Não é idade da cidade que nos interessa neste momento, mas sim, as razões que envolveram o seu apelido: Manáos (Manáus ou Manaus, uma questão de grafia), pois sabe-se que tal denominação veio da nação dos índios Manaus que constituíam um dos grupos étnicos mais importante da Amazónia no período colonial. Curiosamente, na época em que a cidade foi registrada oficialmente com esse nome, estava, sendo inaugurada a historiografia brasileira, esta portadora de uma carga anti-índigena muito pesada, da qual fazia parte Francisco Adolfo Varnhagen, que defendia a ideia de se empregar a força bélica contra os índios para "civilizá-los". Não menos curioso foi o fato da própria Assembleia Legislativa Provincial do Amazonas decretar, em 1852, a escravidão indígena por dez anos a partir do seu recrutamento. Rezam os primeiros artigos da eufêmica peça legislativa: "Art. 1º Fica livre a todo morador poder ir contratar a trocar de indígenas bravios com os principais nas nações selvagens; Ar t. 2º Feita a troca, o indivíduo apresentar-se-á com os índios perante o Juiz de Paz mais vizinho para assinar um termo de educação por espaço de dez anos ".
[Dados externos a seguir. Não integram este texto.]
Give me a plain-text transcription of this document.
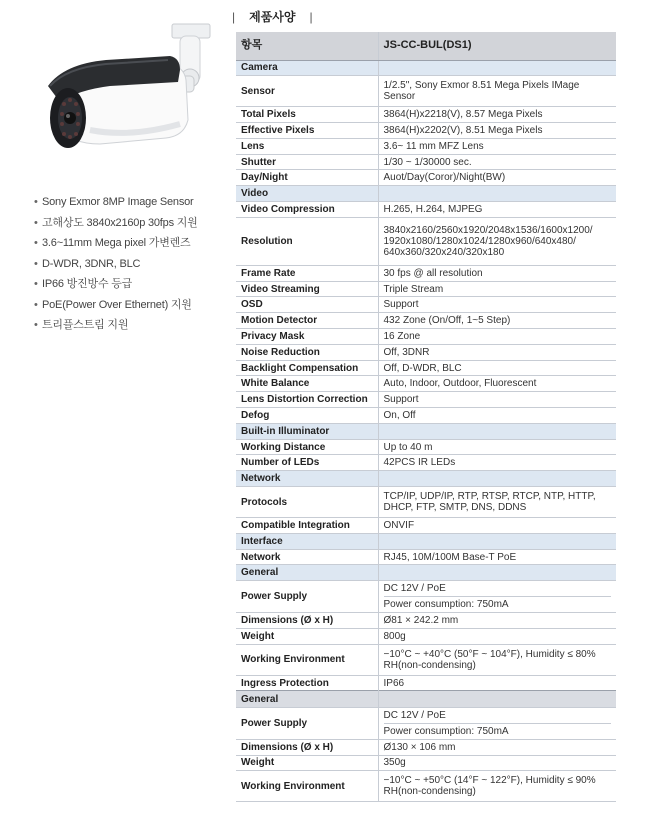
• Sony Exmor 8MP Image Sensor
• 고해상도 3840x2160p 30fps 지원
• 3.6~11mm Mega pixel 가변렌즈
• D-WDR, 3DNR, BLC
• IP66 방진방수 등급
• PoE(Power Over Ethernet) 지원
• 트리플스트림 지원
| 제품사양 |
항목	JS-CC-BUL(DS1)
Camera	
Sensor	1/2.5", Sony Exmor 8.51 Mega Pixels IMage
Sensor

Total Pixels	3864(H)x2218(V), 8.57 Mega Pixels

Effective Pixels	3864(H)x2202(V), 8.51 Mega Pixels

Lens	3.6~ 11 mm MFZ Lens

Shutter	1/30 ~ 1/30000 sec.

Day/Night	Auot/Day(Coror)/Night(BW)

Video	
Video Compression	H.265, H.264, MJPEG

Resolution	3840x2160/2560x1920/2048x1536/1600x1200/
1920x1080/1280x1024/1280x960/640x480/
640x360/320x240/320x180

Frame Rate	30 fps @ all resolution

Video Streaming	Triple Stream

OSD	Support

Motion Detector	432 Zone (On/Off, 1~5 Step)

Privacy Mask	16 Zone

Noise Reduction	Off, 3DNR

Backlight Compensation	Off, D-WDR, BLC

White Balance	Auto, Indoor, Outdoor, Fluorescent

Lens Distortion Correction	Support

Defog	On, Off

Built-in Illuminator	
Working Distance	Up to 40 m

Number of LEDs	42PCS IR LEDs

Network	
Protocols	TCP/IP, UDP/IP, RTP, RTSP, RTCP, NTP, HTTP,
DHCP, FTP, SMTP, DNS, DDNS

Compatible Integration	ONVIF

Interface	
Network	RJ45, 10M/100M Base-T PoE

General	
Power Supply	DC 12V / PoE
Power consumption: 750mA

Dimensions (Ø x H)	Ø81 × 242.2 mm

Weight	800g

Working Environment	−10°C ~ +40°C (50°F ~ 104°F), Humidity ≤ 80%
RH(non-condensing)

Ingress Protection	IP66
General	
Power Supply	DC 12V / PoE
Power consumption: 750mA

Dimensions (Ø x H)	Ø130 × 106 mm

Weight	350g

Working Environment	−10°C ~ +50°C (14°F ~ 122°F), Humidity ≤ 90%
RH(non-condensing)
Ora, quais razões levaram um deputado elaborar um projeto para homenagear uma nação indígena em uma época em que intelectuais e autoridades ainda cultivavam as máximas coloniais, por exemplo: "que a bestialidade dos índios ultrapassa a de qualquer animal", ou que os índios eram "declaradamente seres inferiores, naturalmente preguiçosos e dados aos vícios" (Leonardi, 1996. p. 20 e 21). Mais tarde o nome da cidade foi condenado pelo deputado A. C Tavares Bastos. Dizia ele: "descobriram para a capital do Alto Amazonas o nome bárbaro de uma tribo já esquecida ". No mesmo ritmo Euclides da Cunha emite a sua opinião: "há uma onomatopéia complicada e sinistra nesta palavra, feita de sons melancólicos dos borés e da tristeza invencível do bárbaro " (Jobim, 1957. p. 185-186).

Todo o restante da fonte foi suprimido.